Can You Judge a Watch by its Face?

When we drop a look at a watch, its dial, often called a 'face', is the first thing that catches our glance. Watch designers do their best to make faces of their timepieces distinguish among a great variety of watches available today. What are the major design features of a watch's face to pay your attention to?
Hour markers: These are often represented by Roman or Arabic numerals. However, instead of numerals you will also see short lines (known as indices or indixes), dots or even precious (or fake) stones. Some watches feature 12 hour markers, others - four. There are such timepieces that lack hour markers at all.
Watch Hands: Watch hands are featured in a wide range of variations. Among the most common ones you will come across the following:
- 'lozenge' in a shape of an elongated diamond;
- feuille, with pointed ends and thick at the central part;
- baton, resembling a pencil, with the same width at all the length;
- Breguet, with a tiny hollow circle at the tip;
- dauphine, resembling an elongated triangle, really thick at one end and turning into a point at the other.
As for sports watch models, their hands are often provided with luminous coating to offer greater readability.

Sub-dials: Sub-dials add to a watch's face a trendy look, and improve the watch's functionality in general. Modern designers like to create sub-dials in colors and materials different from the main dial. Sub-dials are added to the dial for different reasons - they often display the chronograph function, 24-hours, date, phases of the moon, etc.
Power reserve indicators: Some mechanical watches feature special indicators on the dial that keep aware a watch's owner about how much power is left in the movement. You will often see a fan-shaped sub-dial with a hand moving along the scale beginning with a full power to zero. Indications are as a rule featured in hours or days.
Retrograde indicators: Present-day mechanical timepieces often provide retrograde hands as an alternative to conventional hands placed in the dial's center. Retrograde hands travel across an arc on the dial. As soon as they reach the end of the arc, they 'jump' back to the starting position and then again move across the arc. Wristwatches inherited this feature from pocket watches, only now we enjoy the retrograde indicators in updated version.
Calendar windows: The latest fashion trends suggest large date windows, also called in French - grands guichets. They are often noticed on both quartz and mechanical timepieces.
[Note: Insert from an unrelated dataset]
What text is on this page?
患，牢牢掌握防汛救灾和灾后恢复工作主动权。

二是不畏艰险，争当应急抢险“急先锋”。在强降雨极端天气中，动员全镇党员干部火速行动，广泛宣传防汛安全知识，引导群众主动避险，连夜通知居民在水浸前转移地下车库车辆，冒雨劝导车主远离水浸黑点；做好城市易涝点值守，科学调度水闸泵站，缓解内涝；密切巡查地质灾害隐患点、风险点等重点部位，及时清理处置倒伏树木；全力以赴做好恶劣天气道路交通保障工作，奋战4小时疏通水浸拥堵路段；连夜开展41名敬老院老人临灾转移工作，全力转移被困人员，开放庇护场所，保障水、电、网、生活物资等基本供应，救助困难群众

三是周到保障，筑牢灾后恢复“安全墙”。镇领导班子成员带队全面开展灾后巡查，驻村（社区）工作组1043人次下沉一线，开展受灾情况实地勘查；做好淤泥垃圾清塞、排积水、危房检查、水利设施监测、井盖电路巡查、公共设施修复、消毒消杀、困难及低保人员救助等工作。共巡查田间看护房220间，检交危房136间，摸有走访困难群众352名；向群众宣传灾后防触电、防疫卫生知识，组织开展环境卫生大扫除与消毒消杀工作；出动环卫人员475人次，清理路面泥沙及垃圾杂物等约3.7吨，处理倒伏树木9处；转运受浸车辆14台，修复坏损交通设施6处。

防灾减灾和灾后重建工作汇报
Dial treatment: This feature will be found really important by those who appreciate not only the timepiece's functionality but also its aesthetic beauty. Faces of some watches are embellished with decorative patterns called guilloche in French. The dial is engraved with an intricate pattern, featuring sun-rays, wavy lines or scallops.
You will also come across watches with 'silvered' dials. Their dials are covered by a thin silver layer to provide them with metallic brightness.
Mother-of-pearl dials are extremely popular nowadays, and especially among women. They offer a luminous, satiny look.
If you have looked through the listed above features of a watch's face, while choosing the right timepiece, you will be perfectly informed what details to pay your attention to.